We've made a design sprint around the topic of adoption and usability for the crypto wallets. Our focus was on the wallet creation process, making it more fun and usable specifically.
This challenge was selected based on the idea that storing a password on paper or memorizing isn't good enough for the mass market. Done by Oleg Bugrovoy, Eugene Reznik, Stas Varetsky and Max Semenchuk.
Most of the wallets now propose the mnemonic phrase and sometimes private key extraction. Gnosis Safe is researching recovery mechanisms leveraging know-your-customers (KYC) providers based on smart contracts.
If people lost access to their funds, they could leverage a decentralized network of KYC providers to verify their identity and change the keys on their wallets. Opera mobile browser with crypto wallet uses Touch/Face ID for authorization. Burner wallet keeps the private key in the cookies of the browser to quickly use and withdraw funds from it.
We've tried to understand whether
- users want the improvement in the authorization process
- we can make a more seamless experience on mobile devices
Previously we've already tested the solution by encoding the private key to the picture.
From the initial brainstorming, a couple of solutions emerged. The selected solution included the security slider. As in different contexts could prefer different levels of security, we offer the few options to choose from:
- No password — for one-time use, for the use case of food tokens on the conference or workshop/game setup
- Touch/Face ID — for storing a small amount of crypto, specifically dapps usage, etc
- Social backup (Sharing with friends) — allowing specific users who know to help to recover the keys. Can be a good solution for family and team usage contexts (e.g. wallet for mom)
- Mnemonic — the standard seed phrase option
We haven't dig deep into the technical aspects of each option, which may be the subject of further research. The current task was in testing the user experience change, identifying the benefits and concerns.
You can try the interactive prototype here: https://share.protopie.io/RpHzbk7RtEa
We've made interviews with 5 people from our circles. They are experienced IT people, but not from the cybersecurity field. Their usage is from low to medium, with wallets like Metamask, Ledger, Jaxx, Coinbase, MyEtherWallet, IMToken, Poketto Cash on desktop and mobile.

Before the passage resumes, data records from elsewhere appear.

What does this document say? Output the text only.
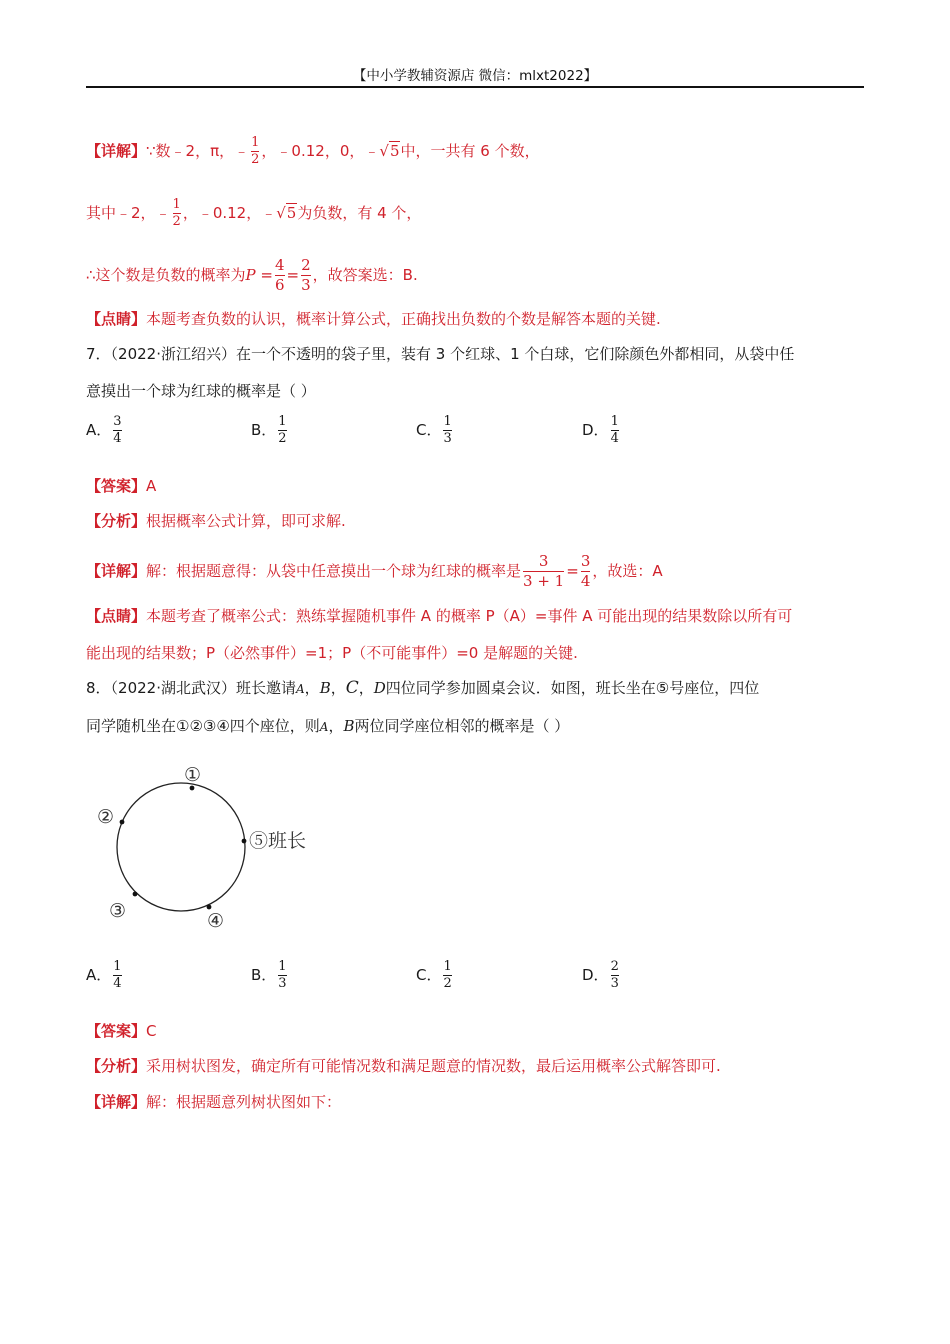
【中小学教辅资源店 微信：mlxt2022】
【详解】∵数﹣2，π，﹣ $\frac{1}{2}$ ，﹣0.12，0，﹣√5中，一共有 6 个数，
其中﹣2，﹣ $\frac{1}{2}$ ，﹣0.12，﹣√5为负数，有 4 个，
∴这个数是负数的概率为$P = \frac{4}{6} = \frac{2}{3}$ ，故答案选：B.
【点睛】本题考查负数的认识，概率计算公式，正确找出负数的个数是解答本题的关键.
7．（2022·浙江绍兴）在一个不透明的袋子里，装有 3 个红球、1 个白球，它们除颜色外都相同，从袋中任
意摸出一个球为红球的概率是（ ）
A． $\frac{3}{4}$	B． $\frac{1}{2}$	C． $\frac{1}{3}$	D． $\frac{1}{4}$
【答案】A
【分析】根据概率公式计算，即可求解.
【详解】解：根据题意得：从袋中任意摸出一个球为红球的概率是 $\frac{3}{3 + 1} = \frac{3}{4}$ ，故选：A
【点睛】本题考查了概率公式：熟练掌握随机事件 A 的概率 P（A）=事件 A 可能出现的结果数除以所有可
能出现的结果数；P（必然事件）=1；P（不可能事件）=0 是解题的关键.
8．（2022·湖北武汉）班长邀请A，B，C，D四位同学参加圆桌会议．如图，班长坐在⑤号座位，四位
同学随机坐在①②③④四个座位，则A，B两位同学座位相邻的概率是（ ）
①
②
③	④
⑤班长
A． $\frac{1}{4}$	B． $\frac{1}{3}$	C． $\frac{1}{2}$	D． $\frac{2}{3}$
【答案】C
【分析】采用树状图发，确定所有可能情况数和满足题意的情况数，最后运用概率公式解答即可.
【详解】解：根据题意列树状图如下：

Mostly for transacting, dapps, and sometimes development.
Several insights from a preliminary interview on their usage:
- Respondents use 2–4 wallets simultaneously
- One respondent uses an iPhone wallet, with restricted wifi access for security
- Jaxx for mobile has positive and negative feedback (not usable), desktop-only negative
- Coinbase wallet lacks functionality and is not intuitive (not clear how to add ERC20 tokens)
- Recovery is rarely used but is pretty hard
- It's convenient to store the seed phrase in the keychain
- MyEtherWallet was used once for ENS domain
- One respondent stores password for the metamask in the notes with touchID protection
- Metamask loading takes a long time even on the high performing hardware, has bugs with UI (fonts)
- IM token was used for ICO cause of its speed
- Liked the Argent demo, but haven't tried it
Feedback on the demo with quotes:
- "Design looks cool", "got most of it"
- "Would rather use tap then slide for selection"
- "Lack of some headling that it's the authorization selection"
- The next button was confused for selecting the next option, rather than submission
- "Not sure how I should select", maybe context selection would work better than names of the options (e.g. one-time, transacting small amounts & dapps, storing big money).
- Share with friends looks concerning. "More people you share with, less secure it becomes". Not clear from this step how it should work.
- "Won't select mnemonic as would still need to put it somewhere". "Don't get the mnemonic functionality."
- Touch/Face ID is considered to be the leader (not sure why is less secure then mnemonic). "Banks use it so should be fine". Can be the "optimal" security option. "Still can be hacked"
- "No password" option — not clear seems more compelling for several addresses use case. Am accustomed to a one-time email, but not sure how this should work, makes no sense.
- "Don't want to take responsibility, want the system to look security solid, and shift responsibility to it". "Am not concerned about storing the password in the cloud — lot's of my passwords are already there".
- The user would like to have a login/pass option with storing the password in the cloud. Also possibly add the PIN functionality or graphical passwords (as in Android). Ideally, need hardware integration
Probably there would be a more clear divide in the future for wallets with different scenarios. While making the ultimate wallet suitable for everything may seem like a good idea, there's a lot of concerns and clarifications needed to be made for different types of users.
Maybe this solution can work better for networks that don't have such a wide variety of options as Ethereum. Or can be used as a dapp specific solution, instead of the centralized login password mechanic.